Developers should consider a secure, safe and proven IIoT embedded development platform for their projects. Ideally, a customizable IoT platform should support the many connectivity protocols mentioned here, and provide integrated solutions for management of IIoT systems, as well as support the most common cloud protocols including MQTT, XMPP, AMQP and CoAP. It should also leverage modern SoCs, which enable secure IIoT gateways capable of data aggregation, infrastructure throughput, remote provisioning, local analytics and security controls.
For example, Mentor Graphics provides a proven industrial IoT platform that supports today’s connectivity protocols, and includes an edge device reference design for low power and an IoT gateway reference design “Certified for IoT” with Microsoft Azure. The IoT platform also includes a deterministic, real-time operating system (RTOS) called Nucleus RTOS and a Yocto Project-based open source Linux platform called Mentor Embedded Linux. An RTOS is suitable for constrained and low-power devices (actuators, sensors, etc.) where a very small footprint is required. Nucleus enables a number of security precautions, such as the use of public key infrastructure (PKI) for boot-time and code authentication; establishing a “chain of trust” to ensure downloaded code and data are authenticated and validated; and process separation using MMU-based memory protection to partition critical code and memory spaces.
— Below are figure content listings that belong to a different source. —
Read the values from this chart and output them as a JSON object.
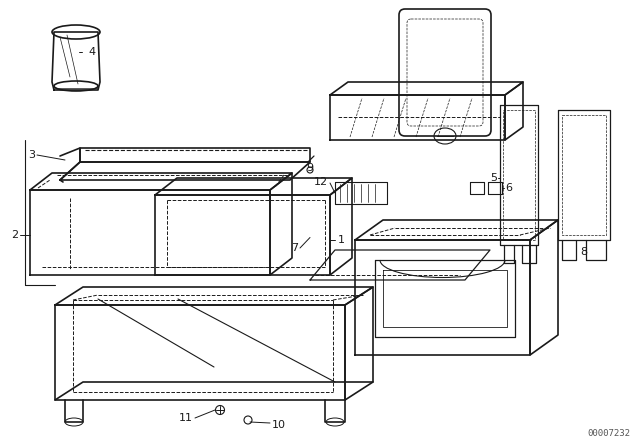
{
  "bg_color": "#ffffff",
  "line_color": "#1a1a1a",
  "doc_number": "00007232",
  "figsize": [
    6.4,
    4.48
  ],
  "dpi": 100,
  "lw": 0.9,
  "lw_thick": 1.2,
  "lw_thin": 0.6
}
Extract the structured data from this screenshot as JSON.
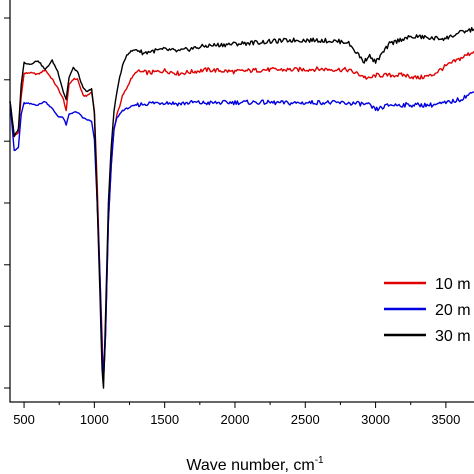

Mentor Embedded Linux is also becoming more widely used in the IIoT industry because of its free distribution model, feature-rich capabilities and large network of developers devoted to its continued success. In addition to the breadth of networking security features available in open source, and certificate-related security features already enumerated above for Nucleus, Mentor Embedded Linux includes a number of security features built into the Linux kernel such as SELinux and the more recently developed (and easier to use) Simplified Mandatory Access Control Kernel (SMACK).
Certification and vulnerabilities
With billions of IoT devices in use globally, IIoT security will require strong authentication to ensure communication between known and trusted devices (including the smallest endpoints). For today’s embedded devices and systems, security features need to be designed-in early to address advanced security threats. To further augment security, Mentor partners with software security companies, including Icon Labs and GE Wurldtech. Icon Labs is a leading embedded security company that offers products to effectively manage, secure and protect devices and networks. GE Wurldtech offers cross-platform security by subjecting devices that will be connected to an IIoT network to rigorous testing and granting certification that security standards were met.
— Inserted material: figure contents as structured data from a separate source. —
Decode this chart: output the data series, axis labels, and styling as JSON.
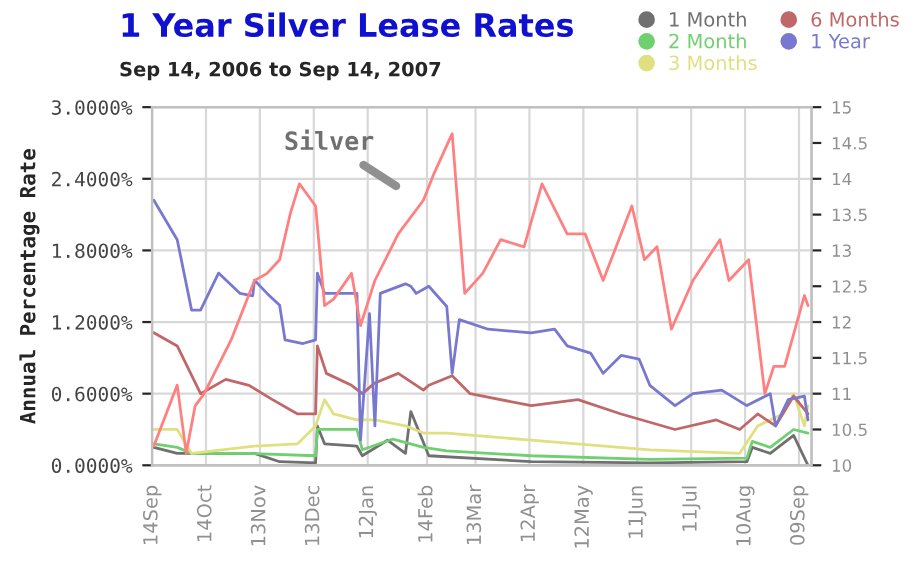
{
  "chart_data": {
    "type": "line",
    "title": "1 Year Silver Lease Rates",
    "subtitle": "Sep 14, 2006 to Sep 14, 2007",
    "ylabel": "Annual Percentage Rate",
    "annotations": [
      "Silver"
    ],
    "xlim": [
      "2006-09-14",
      "2007-09-16"
    ],
    "xticks": [
      {
        "value": "2006-09-14",
        "label": "14Sep"
      },
      {
        "value": "2006-10-14",
        "label": "14Oct"
      },
      {
        "value": "2006-11-13",
        "label": "13Nov"
      },
      {
        "value": "2006-12-13",
        "label": "13Dec"
      },
      {
        "value": "2007-01-12",
        "label": "12Jan"
      },
      {
        "value": "2007-02-14",
        "label": "14Feb"
      },
      {
        "value": "2007-03-13",
        "label": "13Mar"
      },
      {
        "value": "2007-04-12",
        "label": "12Apr"
      },
      {
        "value": "2007-05-12",
        "label": "12May"
      },
      {
        "value": "2007-06-11",
        "label": "11Jun"
      },
      {
        "value": "2007-07-11",
        "label": "11Jul"
      },
      {
        "value": "2007-08-10",
        "label": "10Aug"
      },
      {
        "value": "2007-09-09",
        "label": "09Sep"
      }
    ],
    "ylim": [
      0,
      3
    ],
    "yticks": [
      {
        "value": 0,
        "label": "0.0000%"
      },
      {
        "value": 0.6,
        "label": "0.6000%"
      },
      {
        "value": 1.2,
        "label": "1.2000%"
      },
      {
        "value": 1.8,
        "label": "1.8000%"
      },
      {
        "value": 2.4,
        "label": "2.4000%"
      },
      {
        "value": 3,
        "label": "3.0000%"
      }
    ],
    "y2lim": [
      10,
      15
    ],
    "y2ticks": [
      10,
      10.5,
      11,
      11.5,
      12,
      12.5,
      13,
      13.5,
      14,
      14.5,
      15
    ],
    "grid": true,
    "legend": "top right",
    "series": [
      {
        "name": "1 Month",
        "color": "#707070",
        "x": [
          "2006-09-15",
          "2006-09-28",
          "2006-11-10",
          "2006-11-24",
          "2006-12-14",
          "2006-12-15",
          "2006-12-19",
          "2007-01-06",
          "2007-01-09",
          "2007-01-23",
          "2007-02-02",
          "2007-02-05",
          "2007-02-15",
          "2007-04-13",
          "2007-06-18",
          "2007-08-11",
          "2007-08-14",
          "2007-08-24",
          "2007-09-06",
          "2007-09-14"
        ],
        "values": [
          0.15,
          0.1,
          0.1,
          0.03,
          0.02,
          0.33,
          0.18,
          0.16,
          0.08,
          0.21,
          0.1,
          0.45,
          0.08,
          0.03,
          0.02,
          0.03,
          0.15,
          0.1,
          0.25,
          0.0
        ]
      },
      {
        "name": "2 Month",
        "color": "#70d070",
        "x": [
          "2006-09-15",
          "2006-09-28",
          "2006-10-06",
          "2006-11-07",
          "2006-12-14",
          "2006-12-15",
          "2007-01-06",
          "2007-01-09",
          "2007-01-26",
          "2007-02-12",
          "2007-02-25",
          "2007-04-13",
          "2007-06-18",
          "2007-08-11",
          "2007-08-14",
          "2007-08-24",
          "2007-09-06",
          "2007-09-14"
        ],
        "values": [
          0.18,
          0.15,
          0.1,
          0.1,
          0.08,
          0.3,
          0.3,
          0.13,
          0.22,
          0.15,
          0.12,
          0.08,
          0.05,
          0.06,
          0.2,
          0.15,
          0.3,
          0.27
        ]
      },
      {
        "name": "3 Months",
        "color": "#e0e080",
        "x": [
          "2006-09-15",
          "2006-09-28",
          "2006-10-06",
          "2006-11-10",
          "2006-12-04",
          "2006-12-14",
          "2006-12-19",
          "2006-12-24",
          "2007-01-06",
          "2007-01-16",
          "2007-02-02",
          "2007-02-12",
          "2007-02-25",
          "2007-04-13",
          "2007-06-18",
          "2007-08-07",
          "2007-08-17",
          "2007-08-31",
          "2007-09-06",
          "2007-09-12",
          "2007-09-14"
        ],
        "values": [
          0.3,
          0.3,
          0.1,
          0.16,
          0.18,
          0.33,
          0.55,
          0.43,
          0.38,
          0.38,
          0.33,
          0.27,
          0.27,
          0.21,
          0.13,
          0.1,
          0.33,
          0.43,
          0.6,
          0.33,
          0.5
        ]
      },
      {
        "name": "6 Months",
        "color": "#c06868",
        "x": [
          "2006-09-15",
          "2006-09-28",
          "2006-10-11",
          "2006-10-25",
          "2006-11-07",
          "2006-11-20",
          "2006-12-04",
          "2006-12-14",
          "2006-12-15",
          "2006-12-20",
          "2007-01-03",
          "2007-01-09",
          "2007-01-16",
          "2007-01-29",
          "2007-02-12",
          "2007-02-15",
          "2007-02-28",
          "2007-03-10",
          "2007-04-13",
          "2007-05-09",
          "2007-06-02",
          "2007-07-02",
          "2007-07-25",
          "2007-08-07",
          "2007-08-17",
          "2007-08-27",
          "2007-09-06",
          "2007-09-14"
        ],
        "values": [
          1.11,
          1.0,
          0.6,
          0.72,
          0.67,
          0.55,
          0.43,
          0.43,
          1.0,
          0.77,
          0.67,
          0.6,
          0.69,
          0.77,
          0.63,
          0.67,
          0.75,
          0.6,
          0.5,
          0.55,
          0.43,
          0.3,
          0.38,
          0.3,
          0.43,
          0.33,
          0.58,
          0.43
        ]
      },
      {
        "name": "1 Year",
        "color": "#7878d0",
        "x": [
          "2006-09-15",
          "2006-09-28",
          "2006-10-06",
          "2006-10-11",
          "2006-10-21",
          "2006-11-02",
          "2006-11-09",
          "2006-11-10",
          "2006-11-17",
          "2006-11-24",
          "2006-11-27",
          "2006-12-07",
          "2006-12-14",
          "2006-12-15",
          "2006-12-19",
          "2007-01-06",
          "2007-01-08",
          "2007-01-13",
          "2007-01-16",
          "2007-01-19",
          "2007-02-02",
          "2007-02-05",
          "2007-02-08",
          "2007-02-15",
          "2007-02-25",
          "2007-02-28",
          "2007-03-04",
          "2007-03-20",
          "2007-04-13",
          "2007-04-26",
          "2007-05-03",
          "2007-05-16",
          "2007-05-23",
          "2007-06-02",
          "2007-06-12",
          "2007-06-18",
          "2007-07-02",
          "2007-07-12",
          "2007-07-28",
          "2007-08-11",
          "2007-08-24",
          "2007-08-27",
          "2007-09-03",
          "2007-09-12",
          "2007-09-14"
        ],
        "values": [
          2.22,
          1.89,
          1.3,
          1.3,
          1.61,
          1.44,
          1.42,
          1.55,
          1.44,
          1.34,
          1.05,
          1.02,
          1.05,
          1.61,
          1.44,
          1.44,
          0.21,
          1.27,
          0.33,
          1.44,
          1.52,
          1.5,
          1.44,
          1.5,
          1.33,
          0.77,
          1.22,
          1.14,
          1.11,
          1.14,
          1.0,
          0.94,
          0.77,
          0.92,
          0.89,
          0.67,
          0.5,
          0.6,
          0.63,
          0.5,
          0.6,
          0.33,
          0.55,
          0.58,
          0.38
        ]
      },
      {
        "color": "#ff8080",
        "axis": "y2",
        "x": [
          "2006-09-15",
          "2006-09-28",
          "2006-10-03",
          "2006-10-08",
          "2006-10-13",
          "2006-10-28",
          "2006-11-10",
          "2006-11-17",
          "2006-11-24",
          "2006-11-30",
          "2006-12-05",
          "2006-12-14",
          "2006-12-19",
          "2006-12-24",
          "2007-01-03",
          "2007-01-08",
          "2007-01-16",
          "2007-01-29",
          "2007-02-12",
          "2007-02-18",
          "2007-02-28",
          "2007-03-07",
          "2007-03-17",
          "2007-03-27",
          "2007-04-09",
          "2007-04-19",
          "2007-05-03",
          "2007-05-13",
          "2007-05-23",
          "2007-06-08",
          "2007-06-15",
          "2007-06-22",
          "2007-06-30",
          "2007-07-12",
          "2007-07-27",
          "2007-08-01",
          "2007-08-12",
          "2007-08-21",
          "2007-08-26",
          "2007-09-01",
          "2007-09-12",
          "2007-09-14"
        ],
        "values": [
          10.27,
          11.12,
          10.17,
          10.83,
          11.0,
          11.75,
          12.58,
          12.68,
          12.87,
          13.52,
          13.93,
          13.62,
          12.23,
          12.32,
          12.68,
          11.95,
          12.58,
          13.23,
          13.7,
          14.08,
          14.63,
          12.4,
          12.68,
          13.15,
          13.05,
          13.93,
          13.23,
          13.23,
          12.58,
          13.62,
          12.87,
          13.05,
          11.9,
          12.58,
          13.15,
          12.58,
          12.87,
          11.0,
          11.38,
          11.38,
          12.37,
          12.23
        ]
      }
    ]
  }
}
Security is a moving target, and the ability to respond quickly to security vulnerabilities is quickly becoming a critical component throughout the development and post-deployment processes. Mentor software customers receive the benefit of Mentor’s Core Critical Security team that proactively monitors ICS-CERT and other websites to identify common vulnerabilities and exposures (CVE) that might affect an upcoming, current or past software release. If necessary, customers are then notified, and security patches are made available.
As the number of assets connected to the IIoT increases, so does the attack surface of the industrial system.More companies are realizing security, along with a safe and proven IoT development platform, are part of a future investment and not just a necessary cost.